My colleague Michael Rutter mentioned, in an email message, HBO’s recent show His Dark Materials, a contemporary retelling of Milton’s Paradise Lost based upon the books by Philip Pullman. The show’s endangered hero is taken to Oxford for protection. As Michael observed, “The theme of ‘academic sanctuary’ comes up again and again in the show -- something worth protecting, even if seemingly outmoded.”

The institutions that are most threatened are precisely those that provide “academic sanctuary” for the students who need our help most: those diamonds in the rough who come from economically disadvantaged homes and received an uneven high school education. These are the students who will benefit most from “regular and substantive” interaction with a skilled, caring faculty member.

I fear that we have established a higher ed hierarchy that controverts the premier value of this point in time: equity.

We -- and I include myself in this indictment -- tell high schoolers to get into the best college or university that they possibly can. Then we define this not in educational terms -- an institution dedicated to undergraduate education that offers close interaction with faculty, a multifaceted commitment to student support services and extensive opportunities for experiential learning -- but breadth of majors; gleaming, gold-plated facilities; a pristine campus and, of course, athletic success.

As a bachelor’s degree becomes what a high school diploma once was -- a ticket into a middle-class-paying job -- students, more than ever, need a solid liberal arts education as a foundation for future learning and advancement.

If we were honest with ourselves, we would recognize that many promising students will receive a far better education at Paul Quinn or Texas A&M San Antonio than at many more esteemed institutions.

As a society, we are, as the cliché puts it, at a crossroads or inflection point.
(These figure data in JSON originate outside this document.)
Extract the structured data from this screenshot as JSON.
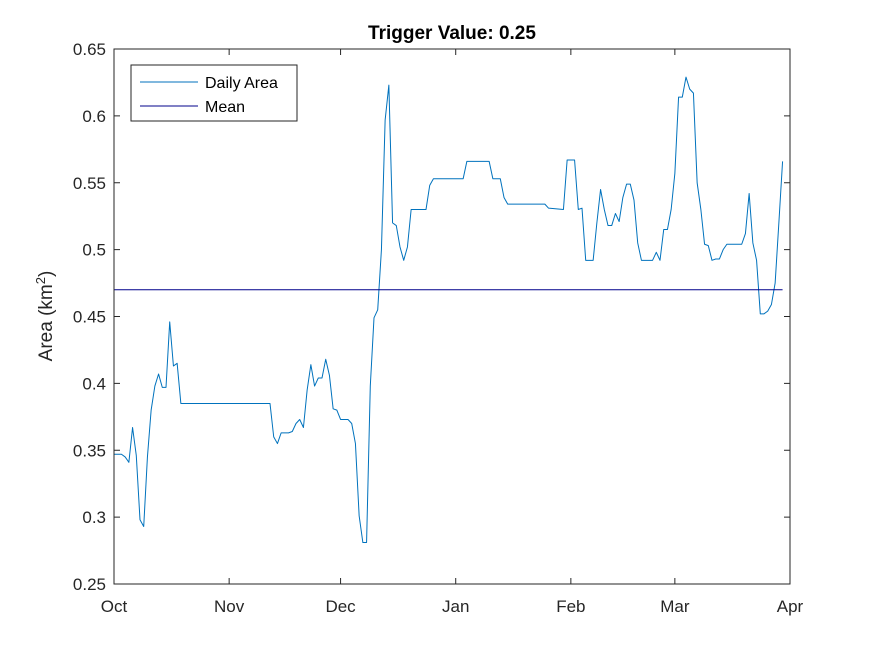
{
  "chart_data": {
    "type": "line",
    "title": "Trigger Value: 0.25",
    "xlabel": "",
    "ylabel": "Area (km",
    "ylabel_sup": "2",
    "ylabel_close": ")",
    "x_ticks": [
      "Oct",
      "Nov",
      "Dec",
      "Jan",
      "Feb",
      "Mar",
      "Apr"
    ],
    "x_tick_dates": [
      "2020-10-01",
      "2020-11-01",
      "2020-12-01",
      "2021-01-01",
      "2021-02-01",
      "2021-03-01",
      "2021-04-01"
    ],
    "xlim": [
      "2020-10-01",
      "2021-04-01"
    ],
    "y_ticks": [
      "0.25",
      "0.3",
      "0.35",
      "0.4",
      "0.45",
      "0.5",
      "0.55",
      "0.6",
      "0.65"
    ],
    "ylim": [
      0.25,
      0.65
    ],
    "grid": false,
    "legend_position": "top-left",
    "series": [
      {
        "name": "Daily Area",
        "color": "#0072BD",
        "points": [
          [
            "2020-10-01",
            0.347
          ],
          [
            "2020-10-02",
            0.347
          ],
          [
            "2020-10-03",
            0.347
          ],
          [
            "2020-10-04",
            0.345
          ],
          [
            "2020-10-05",
            0.341
          ],
          [
            "2020-10-06",
            0.367
          ],
          [
            "2020-10-07",
            0.346
          ],
          [
            "2020-10-08",
            0.298
          ],
          [
            "2020-10-09",
            0.293
          ],
          [
            "2020-10-10",
            0.345
          ],
          [
            "2020-10-11",
            0.38
          ],
          [
            "2020-10-12",
            0.398
          ],
          [
            "2020-10-13",
            0.407
          ],
          [
            "2020-10-14",
            0.397
          ],
          [
            "2020-10-15",
            0.397
          ],
          [
            "2020-10-16",
            0.446
          ],
          [
            "2020-10-17",
            0.413
          ],
          [
            "2020-10-18",
            0.415
          ],
          [
            "2020-10-19",
            0.385
          ],
          [
            "2020-10-20",
            0.385
          ],
          [
            "2020-11-12",
            0.385
          ],
          [
            "2020-11-13",
            0.36
          ],
          [
            "2020-11-14",
            0.355
          ],
          [
            "2020-11-15",
            0.363
          ],
          [
            "2020-11-16",
            0.363
          ],
          [
            "2020-11-17",
            0.363
          ],
          [
            "2020-11-18",
            0.364
          ],
          [
            "2020-11-19",
            0.37
          ],
          [
            "2020-11-20",
            0.373
          ],
          [
            "2020-11-21",
            0.367
          ],
          [
            "2020-11-22",
            0.395
          ],
          [
            "2020-11-23",
            0.414
          ],
          [
            "2020-11-24",
            0.398
          ],
          [
            "2020-11-25",
            0.404
          ],
          [
            "2020-11-26",
            0.404
          ],
          [
            "2020-11-27",
            0.418
          ],
          [
            "2020-11-28",
            0.406
          ],
          [
            "2020-11-29",
            0.381
          ],
          [
            "2020-11-30",
            0.38
          ],
          [
            "2020-12-01",
            0.373
          ],
          [
            "2020-12-02",
            0.373
          ],
          [
            "2020-12-03",
            0.373
          ],
          [
            "2020-12-04",
            0.37
          ],
          [
            "2020-12-05",
            0.355
          ],
          [
            "2020-12-06",
            0.301
          ],
          [
            "2020-12-07",
            0.281
          ],
          [
            "2020-12-08",
            0.281
          ],
          [
            "2020-12-09",
            0.398
          ],
          [
            "2020-12-10",
            0.449
          ],
          [
            "2020-12-11",
            0.455
          ],
          [
            "2020-12-12",
            0.5
          ],
          [
            "2020-12-13",
            0.597
          ],
          [
            "2020-12-14",
            0.623
          ],
          [
            "2020-12-15",
            0.52
          ],
          [
            "2020-12-16",
            0.518
          ],
          [
            "2020-12-17",
            0.502
          ],
          [
            "2020-12-18",
            0.492
          ],
          [
            "2020-12-19",
            0.502
          ],
          [
            "2020-12-20",
            0.53
          ],
          [
            "2020-12-21",
            0.53
          ],
          [
            "2020-12-22",
            0.53
          ],
          [
            "2020-12-23",
            0.53
          ],
          [
            "2020-12-24",
            0.53
          ],
          [
            "2020-12-25",
            0.548
          ],
          [
            "2020-12-26",
            0.553
          ],
          [
            "2021-01-03",
            0.553
          ],
          [
            "2021-01-04",
            0.566
          ],
          [
            "2021-01-10",
            0.566
          ],
          [
            "2021-01-11",
            0.553
          ],
          [
            "2021-01-13",
            0.553
          ],
          [
            "2021-01-14",
            0.539
          ],
          [
            "2021-01-15",
            0.534
          ],
          [
            "2021-01-25",
            0.534
          ],
          [
            "2021-01-26",
            0.531
          ],
          [
            "2021-01-30",
            0.53
          ],
          [
            "2021-01-31",
            0.567
          ],
          [
            "2021-02-02",
            0.567
          ],
          [
            "2021-02-03",
            0.53
          ],
          [
            "2021-02-04",
            0.531
          ],
          [
            "2021-02-05",
            0.492
          ],
          [
            "2021-02-07",
            0.492
          ],
          [
            "2021-02-08",
            0.52
          ],
          [
            "2021-02-09",
            0.545
          ],
          [
            "2021-02-10",
            0.53
          ],
          [
            "2021-02-11",
            0.518
          ],
          [
            "2021-02-12",
            0.518
          ],
          [
            "2021-02-13",
            0.527
          ],
          [
            "2021-02-14",
            0.521
          ],
          [
            "2021-02-15",
            0.539
          ],
          [
            "2021-02-16",
            0.549
          ],
          [
            "2021-02-17",
            0.549
          ],
          [
            "2021-02-18",
            0.537
          ],
          [
            "2021-02-19",
            0.505
          ],
          [
            "2021-02-20",
            0.492
          ],
          [
            "2021-02-23",
            0.492
          ],
          [
            "2021-02-24",
            0.498
          ],
          [
            "2021-02-25",
            0.492
          ],
          [
            "2021-02-26",
            0.515
          ],
          [
            "2021-02-27",
            0.515
          ],
          [
            "2021-02-28",
            0.53
          ],
          [
            "2021-03-01",
            0.557
          ],
          [
            "2021-03-02",
            0.614
          ],
          [
            "2021-03-03",
            0.614
          ],
          [
            "2021-03-04",
            0.629
          ],
          [
            "2021-03-05",
            0.62
          ],
          [
            "2021-03-06",
            0.617
          ],
          [
            "2021-03-07",
            0.55
          ],
          [
            "2021-03-08",
            0.53
          ],
          [
            "2021-03-09",
            0.504
          ],
          [
            "2021-03-10",
            0.503
          ],
          [
            "2021-03-11",
            0.492
          ],
          [
            "2021-03-12",
            0.493
          ],
          [
            "2021-03-13",
            0.493
          ],
          [
            "2021-03-14",
            0.5
          ],
          [
            "2021-03-15",
            0.504
          ],
          [
            "2021-03-19",
            0.504
          ],
          [
            "2021-03-20",
            0.512
          ],
          [
            "2021-03-21",
            0.542
          ],
          [
            "2021-03-22",
            0.505
          ],
          [
            "2021-03-23",
            0.492
          ],
          [
            "2021-03-24",
            0.452
          ],
          [
            "2021-03-25",
            0.452
          ],
          [
            "2021-03-26",
            0.454
          ],
          [
            "2021-03-27",
            0.459
          ],
          [
            "2021-03-28",
            0.475
          ],
          [
            "2021-03-29",
            0.52
          ],
          [
            "2021-03-30",
            0.566
          ]
        ]
      },
      {
        "name": "Mean",
        "color": "#00008B",
        "points": [
          [
            "2020-10-01",
            0.47
          ],
          [
            "2021-03-30",
            0.47
          ]
        ]
      }
    ]
  }
}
We can embrace the “bigger is better” model -- larger universities with more programs and greater efficiencies through scale -- and let the “laggards” fall by the wayside, jettisoning humanities and social science majors, relying increasingly on part-time instructors and offering a narrow, job-focused curriculum. Or we can do everything we possibly can to convince government, at all levels, to ensure that the opportunity to receive a quality liberal education isn’t confined to those who can attend a shrinking number of highly selective institutions.

As my colleague Michael Rutter put it, “Higher ed isn’t akin to health care. Meaning, I don’t think it should be seen a right … but instead as an opportunity that is readily available (with strings attached), but not ones so onerous to result in massive debt, a subpar online-only experience, etc. It’s a social contract -- at least one with a society that values education.”

Amen.

Steven Mintz is professor of history at the University of Texas at Austin.